The city, she said, is “not communicating with anyone properly at all.”

Stanley said she’s angry the police bureau is cutting off access to officers working secondary employment.

“We are the No. 1 hated individuals in America right now because we’re being targeted by the federal government,” Stanley said.

She added the city “is sending a very clear message to me: ‘These folks don’t matter.’ ”

New routine

Baker, the police commander, said in the memo the suspension will remain in effect until all delinquent balances are paid in full.

Those suspensions also “will become a routine administrative practice,” Baker told TribLive on Thursday.

The commander heads the division where city officers work off-duty jobs serving as private security or directing traffic during utility work.

“Once an account is brought current, eligibility … will be restored,” he said.

TribLive was the first to report about internal memos, interviews and public records that revealed a multimillion-dollar moonlighting program hobbled by shoddy recordkeeping, anemic collections efforts and minimal oversight.
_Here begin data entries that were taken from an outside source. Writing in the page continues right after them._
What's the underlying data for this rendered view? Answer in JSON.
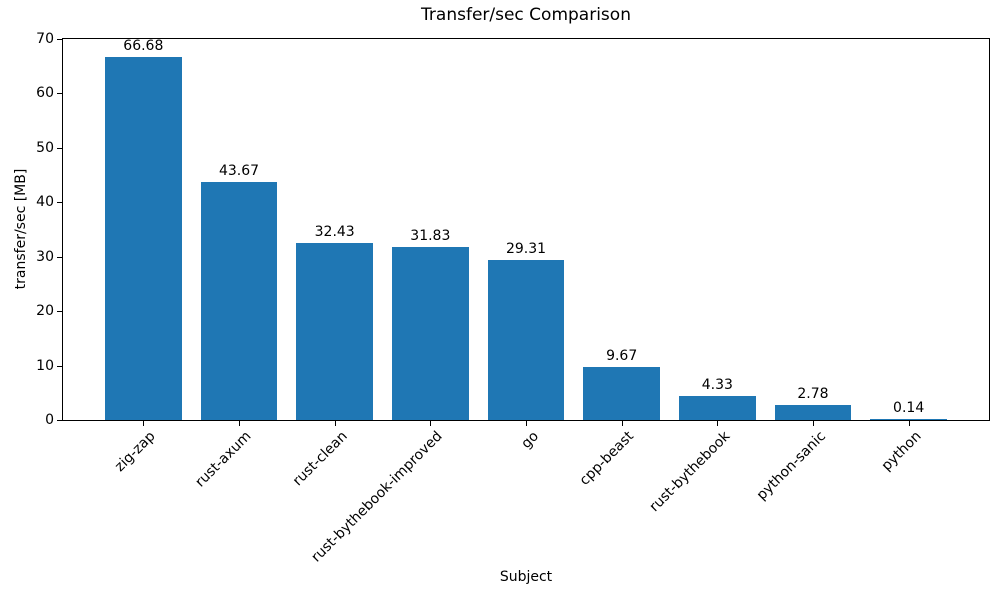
{
  "chart_data": {
    "type": "bar",
    "title": "Transfer/sec Comparison",
    "xlabel": "Subject",
    "ylabel": "transfer/sec [MB]",
    "categories": [
      "zig-zap",
      "rust-axum",
      "rust-clean",
      "rust-bythebook-improved",
      "go",
      "cpp-beast",
      "rust-bythebook",
      "python-sanic",
      "python"
    ],
    "values": [
      66.68,
      43.67,
      32.43,
      31.83,
      29.31,
      9.67,
      4.33,
      2.78,
      0.14
    ],
    "value_labels": [
      "66.68",
      "43.67",
      "32.43",
      "31.83",
      "29.31",
      "9.67",
      "4.33",
      "2.78",
      "0.14"
    ],
    "ylim": [
      0,
      70
    ],
    "yticks": [
      0,
      10,
      20,
      30,
      40,
      50,
      60,
      70
    ],
    "bar_color": "#1f77b4",
    "grid": false,
    "legend": null,
    "xtick_rotation_deg": 45
  }
}
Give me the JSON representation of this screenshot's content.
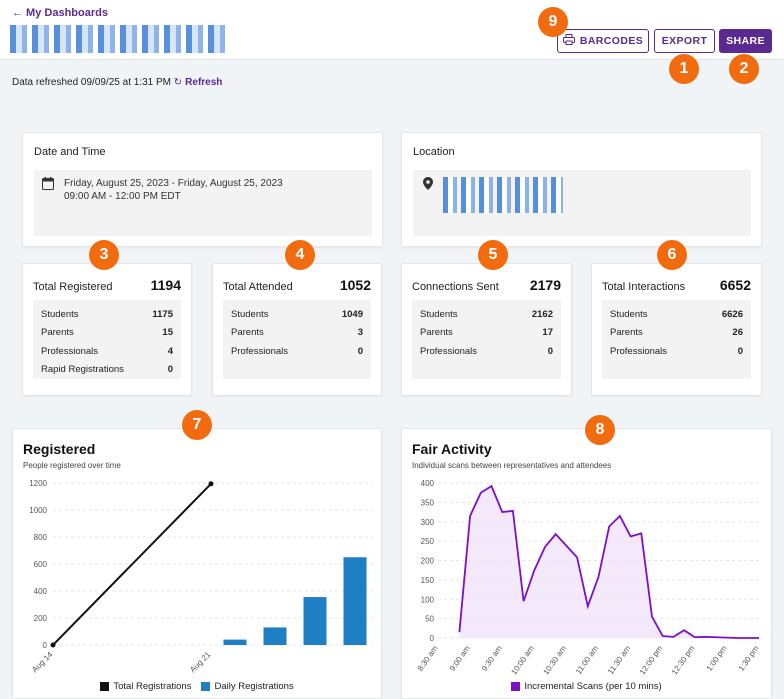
{
  "header": {
    "back_label": "← My Dashboards",
    "barcodes_label": "BARCODES",
    "export_label": "EXPORT",
    "share_label": "SHARE"
  },
  "refresh": {
    "text": "Data refreshed 09/09/25 at 1:31 PM",
    "link": "Refresh"
  },
  "badges": [
    "9",
    "1",
    "2",
    "3",
    "4",
    "5",
    "6",
    "7",
    "8"
  ],
  "date_card": {
    "title": "Date and Time",
    "line1": "Friday, August 25, 2023 - Friday, August 25, 2023",
    "line2": "09:00 AM - 12:00 PM EDT"
  },
  "location_card": {
    "title": "Location"
  },
  "stats": [
    {
      "label": "Total Registered",
      "total": "1194",
      "rows": [
        {
          "label": "Students",
          "value": "1175"
        },
        {
          "label": "Parents",
          "value": "15"
        },
        {
          "label": "Professionals",
          "value": "4"
        },
        {
          "label": "Rapid Registrations",
          "value": "0"
        }
      ]
    },
    {
      "label": "Total Attended",
      "total": "1052",
      "rows": [
        {
          "label": "Students",
          "value": "1049"
        },
        {
          "label": "Parents",
          "value": "3"
        },
        {
          "label": "Professionals",
          "value": "0"
        }
      ]
    },
    {
      "label": "Connections Sent",
      "total": "2179",
      "rows": [
        {
          "label": "Students",
          "value": "2162"
        },
        {
          "label": "Parents",
          "value": "17"
        },
        {
          "label": "Professionals",
          "value": "0"
        }
      ]
    },
    {
      "label": "Total Interactions",
      "total": "6652",
      "rows": [
        {
          "label": "Students",
          "value": "6626"
        },
        {
          "label": "Parents",
          "value": "26"
        },
        {
          "label": "Professionals",
          "value": "0"
        }
      ]
    }
  ],
  "colors": {
    "accent": "#5b2a91",
    "badge": "#f26b0f",
    "bar": "#1f7fc4",
    "line_purple": "#7b10c7"
  },
  "chart_data": [
    {
      "type": "bar",
      "title": "Registered",
      "subtitle": "People registered over time",
      "ylim": [
        0,
        1200
      ],
      "yticks": [
        0,
        200,
        400,
        600,
        800,
        1000,
        1200
      ],
      "xticks": [
        "Aug 14",
        "Aug 21"
      ],
      "grid": true,
      "legend_position": "bottom",
      "series": [
        {
          "name": "Total Registrations",
          "kind": "line",
          "color": "#111111",
          "points": [
            {
              "x": "Aug 14",
              "y": 0
            },
            {
              "x": "Aug 21",
              "y": 1194
            }
          ]
        },
        {
          "name": "Daily Registrations",
          "kind": "bar",
          "color": "#1f7fc4",
          "bars": [
            {
              "x": 4,
              "y": 40
            },
            {
              "x": 5,
              "y": 130
            },
            {
              "x": 6,
              "y": 355
            },
            {
              "x": 7,
              "y": 650
            }
          ]
        }
      ]
    },
    {
      "type": "area",
      "title": "Fair Activity",
      "subtitle": "Individual scans between representatives and attendees",
      "ylim": [
        0,
        400
      ],
      "yticks": [
        0,
        50,
        100,
        150,
        200,
        250,
        300,
        350,
        400
      ],
      "xticks": [
        "8:30 am",
        "9:00 am",
        "9:30 am",
        "10:00 am",
        "10:30 am",
        "11:00 am",
        "11:30 am",
        "12:00 pm",
        "12:30 pm",
        "1:00 pm",
        "1:30 pm"
      ],
      "grid": true,
      "legend_position": "bottom",
      "series": [
        {
          "name": "Incremental Scans (per 10 mins)",
          "color": "#7b10c7",
          "x": [
            "8:50",
            "9:00",
            "9:10",
            "9:20",
            "9:30",
            "9:40",
            "9:50",
            "10:00",
            "10:10",
            "10:20",
            "10:30",
            "10:40",
            "10:50",
            "11:00",
            "11:10",
            "11:20",
            "11:30",
            "11:40",
            "11:50",
            "12:00",
            "12:10",
            "12:20",
            "12:30",
            "12:40",
            "12:50",
            "1:00",
            "1:10",
            "1:20",
            "1:30"
          ],
          "values": [
            15,
            315,
            375,
            392,
            325,
            328,
            95,
            175,
            235,
            268,
            238,
            208,
            82,
            158,
            288,
            315,
            262,
            270,
            55,
            5,
            3,
            20,
            2,
            3,
            2,
            1,
            0,
            0,
            0
          ]
        }
      ]
    }
  ]
}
After struggling to collect payments on its own, the city in September passed off that responsibility to RollKall, a technology firm that has helped run the secondary employment program since 2022.

“We also do not believe police officers should be put in the position of serving as debt collectors, so this approach keeps them focused on public safety while the vendor manages overdue payments,” Baker told TribLive.

This organizational disarray has festered more than a decade after oversight of the secondary employment program was supposed to be tightened following the arrest and prosecution of Nate Harper, the former Pittsburgh police chief who was ousted and went to federal prison for misusing the city’s moonlighting funds.